In the morning the Saint, a rope tied around his neck, was again led through the streets like some dumb beast, accompanied by a great crowd of jeering pagans. Utterly spent, the meek sufferer eventually collapsed and his soul, released from its earthly tabernacle, ascended to heaven. The pagans, not content with having killed the Saint, wanted to destroy also his lifeless body, but they had scarcely lit the bonfire that was to have consumed the body before there was a mammoth thunderclap; the earth shook and the sky loosed a storm of hailstones. The fire was quenched and the pagans dispersed, allowing the Christians to come and collect the sacred remains of their martyred bishop and father in the Faith.

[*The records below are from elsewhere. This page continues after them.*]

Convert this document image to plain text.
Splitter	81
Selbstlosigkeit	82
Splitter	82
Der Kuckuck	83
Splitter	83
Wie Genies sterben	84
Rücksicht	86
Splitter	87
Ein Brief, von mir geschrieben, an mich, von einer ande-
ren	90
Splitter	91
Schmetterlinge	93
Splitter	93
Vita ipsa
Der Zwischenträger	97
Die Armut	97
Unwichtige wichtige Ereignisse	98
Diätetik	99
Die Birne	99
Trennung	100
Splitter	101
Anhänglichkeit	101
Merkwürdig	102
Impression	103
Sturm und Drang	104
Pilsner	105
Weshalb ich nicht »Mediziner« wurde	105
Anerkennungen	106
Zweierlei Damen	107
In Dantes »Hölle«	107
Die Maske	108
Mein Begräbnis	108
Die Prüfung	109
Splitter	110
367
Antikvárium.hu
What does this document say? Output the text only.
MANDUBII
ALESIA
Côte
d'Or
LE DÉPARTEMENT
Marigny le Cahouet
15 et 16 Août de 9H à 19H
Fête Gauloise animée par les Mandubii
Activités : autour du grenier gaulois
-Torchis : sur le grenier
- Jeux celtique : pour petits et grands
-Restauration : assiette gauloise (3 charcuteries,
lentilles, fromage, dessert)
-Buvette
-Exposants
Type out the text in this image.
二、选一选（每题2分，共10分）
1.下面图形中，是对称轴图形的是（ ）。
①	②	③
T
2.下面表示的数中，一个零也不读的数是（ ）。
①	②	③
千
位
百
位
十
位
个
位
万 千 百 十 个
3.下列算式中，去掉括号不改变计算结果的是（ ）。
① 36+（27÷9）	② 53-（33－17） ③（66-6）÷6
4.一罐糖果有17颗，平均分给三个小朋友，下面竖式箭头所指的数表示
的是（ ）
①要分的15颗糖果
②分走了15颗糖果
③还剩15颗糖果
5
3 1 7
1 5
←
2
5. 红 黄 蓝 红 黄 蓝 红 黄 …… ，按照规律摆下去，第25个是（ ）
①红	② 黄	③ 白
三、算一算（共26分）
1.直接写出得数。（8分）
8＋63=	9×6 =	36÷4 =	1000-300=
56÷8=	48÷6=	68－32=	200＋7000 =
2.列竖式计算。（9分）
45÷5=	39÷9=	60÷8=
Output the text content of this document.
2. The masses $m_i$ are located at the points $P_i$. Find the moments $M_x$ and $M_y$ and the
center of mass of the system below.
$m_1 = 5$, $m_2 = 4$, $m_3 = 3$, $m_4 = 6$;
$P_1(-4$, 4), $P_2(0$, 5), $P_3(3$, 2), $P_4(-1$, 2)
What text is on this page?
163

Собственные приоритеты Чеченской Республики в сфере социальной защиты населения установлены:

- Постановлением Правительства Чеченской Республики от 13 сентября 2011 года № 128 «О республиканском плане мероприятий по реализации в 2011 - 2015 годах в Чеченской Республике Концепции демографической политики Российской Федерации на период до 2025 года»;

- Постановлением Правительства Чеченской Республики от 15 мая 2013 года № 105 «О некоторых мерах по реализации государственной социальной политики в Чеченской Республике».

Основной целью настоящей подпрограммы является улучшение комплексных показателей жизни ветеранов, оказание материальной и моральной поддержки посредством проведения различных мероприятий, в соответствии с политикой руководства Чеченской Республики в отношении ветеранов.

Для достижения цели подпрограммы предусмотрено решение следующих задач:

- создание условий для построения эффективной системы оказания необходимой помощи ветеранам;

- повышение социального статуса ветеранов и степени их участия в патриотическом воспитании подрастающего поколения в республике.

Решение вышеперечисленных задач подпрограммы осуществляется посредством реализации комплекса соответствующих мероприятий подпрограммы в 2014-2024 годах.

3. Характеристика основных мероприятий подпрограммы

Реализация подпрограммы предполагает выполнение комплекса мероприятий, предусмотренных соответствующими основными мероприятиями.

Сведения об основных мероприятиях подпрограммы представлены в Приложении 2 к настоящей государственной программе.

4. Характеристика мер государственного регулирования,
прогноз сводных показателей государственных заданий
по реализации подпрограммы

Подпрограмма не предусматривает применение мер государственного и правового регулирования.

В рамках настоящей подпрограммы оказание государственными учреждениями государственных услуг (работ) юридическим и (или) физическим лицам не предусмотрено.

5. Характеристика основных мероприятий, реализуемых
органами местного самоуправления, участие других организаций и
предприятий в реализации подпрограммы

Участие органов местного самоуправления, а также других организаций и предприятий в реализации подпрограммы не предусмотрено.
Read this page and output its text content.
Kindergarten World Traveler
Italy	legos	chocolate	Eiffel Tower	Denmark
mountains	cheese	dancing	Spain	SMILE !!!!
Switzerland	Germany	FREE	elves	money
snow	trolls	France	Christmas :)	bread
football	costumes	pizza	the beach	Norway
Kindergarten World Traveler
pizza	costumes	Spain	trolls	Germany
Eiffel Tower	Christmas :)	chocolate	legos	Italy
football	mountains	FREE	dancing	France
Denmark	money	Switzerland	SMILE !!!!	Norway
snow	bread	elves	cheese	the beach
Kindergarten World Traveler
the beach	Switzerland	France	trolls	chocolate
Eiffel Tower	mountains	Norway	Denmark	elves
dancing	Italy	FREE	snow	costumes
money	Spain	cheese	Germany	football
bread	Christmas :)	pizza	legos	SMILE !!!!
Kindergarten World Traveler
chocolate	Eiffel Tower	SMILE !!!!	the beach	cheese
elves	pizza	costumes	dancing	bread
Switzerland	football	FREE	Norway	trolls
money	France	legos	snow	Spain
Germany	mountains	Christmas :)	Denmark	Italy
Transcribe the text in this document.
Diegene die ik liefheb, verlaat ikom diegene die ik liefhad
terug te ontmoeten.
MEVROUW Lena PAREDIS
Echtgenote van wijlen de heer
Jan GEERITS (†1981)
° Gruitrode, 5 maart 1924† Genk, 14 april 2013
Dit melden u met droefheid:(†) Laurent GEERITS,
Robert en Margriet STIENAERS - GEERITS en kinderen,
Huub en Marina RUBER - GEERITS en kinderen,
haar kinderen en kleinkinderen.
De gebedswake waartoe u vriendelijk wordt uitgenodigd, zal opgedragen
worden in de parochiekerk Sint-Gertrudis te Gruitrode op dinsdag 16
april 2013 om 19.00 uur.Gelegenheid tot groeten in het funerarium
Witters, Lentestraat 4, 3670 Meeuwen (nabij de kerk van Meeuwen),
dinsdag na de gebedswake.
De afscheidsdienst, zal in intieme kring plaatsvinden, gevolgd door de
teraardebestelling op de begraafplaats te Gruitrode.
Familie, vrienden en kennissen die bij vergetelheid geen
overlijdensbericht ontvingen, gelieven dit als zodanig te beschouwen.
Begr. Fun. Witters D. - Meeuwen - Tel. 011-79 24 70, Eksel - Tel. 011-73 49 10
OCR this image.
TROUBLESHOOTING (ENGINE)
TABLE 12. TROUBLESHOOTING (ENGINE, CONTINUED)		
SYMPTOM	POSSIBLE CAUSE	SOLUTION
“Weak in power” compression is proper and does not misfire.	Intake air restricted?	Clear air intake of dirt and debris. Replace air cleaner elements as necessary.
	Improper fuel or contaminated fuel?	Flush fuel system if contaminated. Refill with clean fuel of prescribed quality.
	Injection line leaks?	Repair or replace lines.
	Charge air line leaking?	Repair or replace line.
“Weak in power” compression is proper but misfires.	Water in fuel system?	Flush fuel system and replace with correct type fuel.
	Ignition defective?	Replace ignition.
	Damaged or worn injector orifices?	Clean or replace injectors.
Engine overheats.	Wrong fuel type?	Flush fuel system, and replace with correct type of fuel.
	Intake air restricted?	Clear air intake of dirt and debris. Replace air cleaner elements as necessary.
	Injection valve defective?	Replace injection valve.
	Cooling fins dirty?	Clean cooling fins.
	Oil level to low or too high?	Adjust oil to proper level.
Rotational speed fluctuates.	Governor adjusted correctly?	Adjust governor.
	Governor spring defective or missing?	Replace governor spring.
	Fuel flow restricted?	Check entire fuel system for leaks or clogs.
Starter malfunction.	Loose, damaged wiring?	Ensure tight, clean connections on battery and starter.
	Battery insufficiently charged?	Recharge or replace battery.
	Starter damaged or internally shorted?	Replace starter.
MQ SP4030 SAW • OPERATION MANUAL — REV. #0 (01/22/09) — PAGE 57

These they placed in a stone coffin in the place where they gathered for common prayer. Later, in the ninth century, Islamic incursions caused the relics to be transferred to Venice, where they are preserved to this day in the magnificent basilica dedicated to this holy Apostle and Evangelist. Compiled from The Lives of the Holy Apostles (from the Menology of St. Dimitri of Rostov), Holy Apostles Convent; the Life of St. Mark by Nun Barbara in Pravoslavnaya Zhizn, Jordanville; and The Prologue of Ochrid by Bishop Nikolai Velimirovich, Lazarica Press.